“No,” he said. “Stay here in the water. Please. I’m sorry— you’re right. I was a jerk.”
She looked into his eyes, so brown and earnest. “You’re just being like this to get me to come back with you,” she said, setting her jaw.
Alex tilted his head, about to protest, but then he changed his mind. “You know what?” he asked. “So what if I am? I’m not afraid to say that I care about you and I don’t want you to die, and yes, I want you to come back to Artimé with me. So I’m not just ‘being like’ anything but me. But the truth right here, just you and me and no hiding on top of roofs or in pirate ship stairwells, and no giant cat hovering overhead—the truth, Sky, is that I think about you all the time. And when I’m not with you I miss you, and I feel like we have this, I don’t know, connection or whatever, and maybe that’s because of all we went through restoring Artimé. But I don’t know, you know? You’re the one I broke down in front of that first night on the roof, and I hardly even knew you. You’re the one I went to when I needed somebody smart to help me solve things.”

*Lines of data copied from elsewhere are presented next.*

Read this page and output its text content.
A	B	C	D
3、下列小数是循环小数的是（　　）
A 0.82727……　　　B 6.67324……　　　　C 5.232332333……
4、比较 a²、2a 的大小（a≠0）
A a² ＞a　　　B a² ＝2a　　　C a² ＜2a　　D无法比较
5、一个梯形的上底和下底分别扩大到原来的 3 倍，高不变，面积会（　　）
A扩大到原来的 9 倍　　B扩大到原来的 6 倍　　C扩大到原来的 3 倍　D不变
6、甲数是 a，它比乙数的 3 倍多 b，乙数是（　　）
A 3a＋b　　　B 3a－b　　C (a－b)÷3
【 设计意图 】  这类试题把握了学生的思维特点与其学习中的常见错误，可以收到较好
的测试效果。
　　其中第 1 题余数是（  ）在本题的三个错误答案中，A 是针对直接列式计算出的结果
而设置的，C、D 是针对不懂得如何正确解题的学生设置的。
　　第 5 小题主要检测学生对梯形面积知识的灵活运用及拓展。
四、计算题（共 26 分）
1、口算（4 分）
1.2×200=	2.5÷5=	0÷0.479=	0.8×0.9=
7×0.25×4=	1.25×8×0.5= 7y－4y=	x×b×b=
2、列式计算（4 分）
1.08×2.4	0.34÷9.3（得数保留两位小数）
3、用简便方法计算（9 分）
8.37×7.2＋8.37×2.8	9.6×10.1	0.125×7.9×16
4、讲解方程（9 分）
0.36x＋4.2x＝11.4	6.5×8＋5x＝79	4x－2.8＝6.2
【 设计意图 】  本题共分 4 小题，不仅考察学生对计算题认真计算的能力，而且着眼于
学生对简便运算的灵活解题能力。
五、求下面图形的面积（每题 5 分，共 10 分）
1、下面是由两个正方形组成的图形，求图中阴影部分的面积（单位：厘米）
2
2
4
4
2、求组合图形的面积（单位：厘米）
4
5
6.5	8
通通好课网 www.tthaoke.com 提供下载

He was out of breath. He winced and pulled himself up, lurching to get a new grip on the raft. “The problem is, I just don’t know what to do. Because there will be a lot of times where I’m plastered with all the messes this magical world makes. And I guess that’s a lot—I don’t know. All I have is what I’ve experienced so far, and this job about killed me. So I don’t know . . . exactly what, or how much, I’d have left . . . over . . . for someone.”
He swallowed hard, and his foot brushed the sandy bottom. “But the one thing I do know, and I’m not just saying this to get you to come home, is that I told you on the ship that I would help you get your mother out of there. And I meant it. I meant it then, and I mean it now. And I’m sorry it has taken me so long to get healthy, and I’m fifty times sorrier I didn’t let you know I was thinking about it . . . and you. But if we do this Pirate Island rescue, we need to do it right. And there’s no way I’m going to break into an underwater pirate island with a team of people who can’t swim, because that would be stupid, and we are not stupid.”
Sky was quiet. And then she gently draped her arms around his neck and hugged him.
He closed his eyes, digging his foot into the sandy floor of the sea.
When he turned to see just how many witnesses he’d had to his latest spectacle, the beach was strangely empty.
“You can touch the bottom here,” Alex said, loosening his grip so she could slide down to her feet. “Come home with me?”
Sky nodded.
“Stay until we’re ready to crush the pirates and live to tell about it?”
“Okay,” she said.
He cast a sidelong glance at her as they slugged through the shallow waves in their wet clothes. “Promise?”
She grabbed his forearm and almost tripped over her own feet. “Promise,” she said, laughing.
Alex caught her and laughed. “Ow. You’re seriously killing me now.”
Back to Normal
Alex’s ribs slowly knit back together over the next months, and Artimé resumed its normal routine. Alex began wearing one of Mr. Today’s robes all the time, knowing that if the world disappeared and he didn’t have one, they’d be in another mess. After tripping a few times on the long hem, Sky took the robes and tailored them to fit him.
All the various classes, Beginning and Advanced Magical Warrior Training, and picnics on the lawn began again.
And so did Alex’s plan for Pirate Island. With Artimé situated on the sea, most Unwanteds learned how to swim whenever they felt like going into the water—there was always somebody older willing to teach a new Unwanted how to hold his breath underwater and how to move through it safely using arm strokes and leg kicks. But now Alex asked Ms. Octavia, in addition to her art classes, to begin teaching an extensive swimming course for those who wanted to volunteer to help rescue Sky and Crow’s mother. Dozens of people signed up. After the initial lessons, when some naturally dropped out upon realizing they were not suited for this quest, and only the strongest swimmers plus Sky and Crow remained, Ms. Octavia began to share the secrets of sea breathing with the determined ones who remained.
She began to teach them little tricks and helps that would allow them to eventually hold their breath for an extraordinarily long time by utilizing the oxygen that was stored in their blood, not just in their lungs.
It was the most strenuous, exhausting exercise Alex and the others had ever tried, and the progress was slow. But it was necessary if they were going to succeed.
In the evenings, when Alex wasn’t spending time in the lounge with Lani, Sam, Meghan, and Sky; strategizing about Pirate Island; or training his lungs and muscles for the rescue, he went to the Museum of Large to clean up the mess of whale bones in there. Claire, Gunnar, and Octavia all offered to help, but he declined. It was something very soothing for Alex—an enjoyable, creative task he could do alone. It gave him the opportunity to decompress from his day and think up new ideas for Artimé. Now he understood exactly why Mr. Today had spent so much time fixing up the pirate ship. It was a relief to realize that not every day as mage of Artimé would require him to work at a breakneck pace.
Alex placed each whale bone carefully into its socket, sometimes looking for hours to find the exact piece he needed next. It was a glorious puzzle with hundreds of pieces, and it took him months to finish it.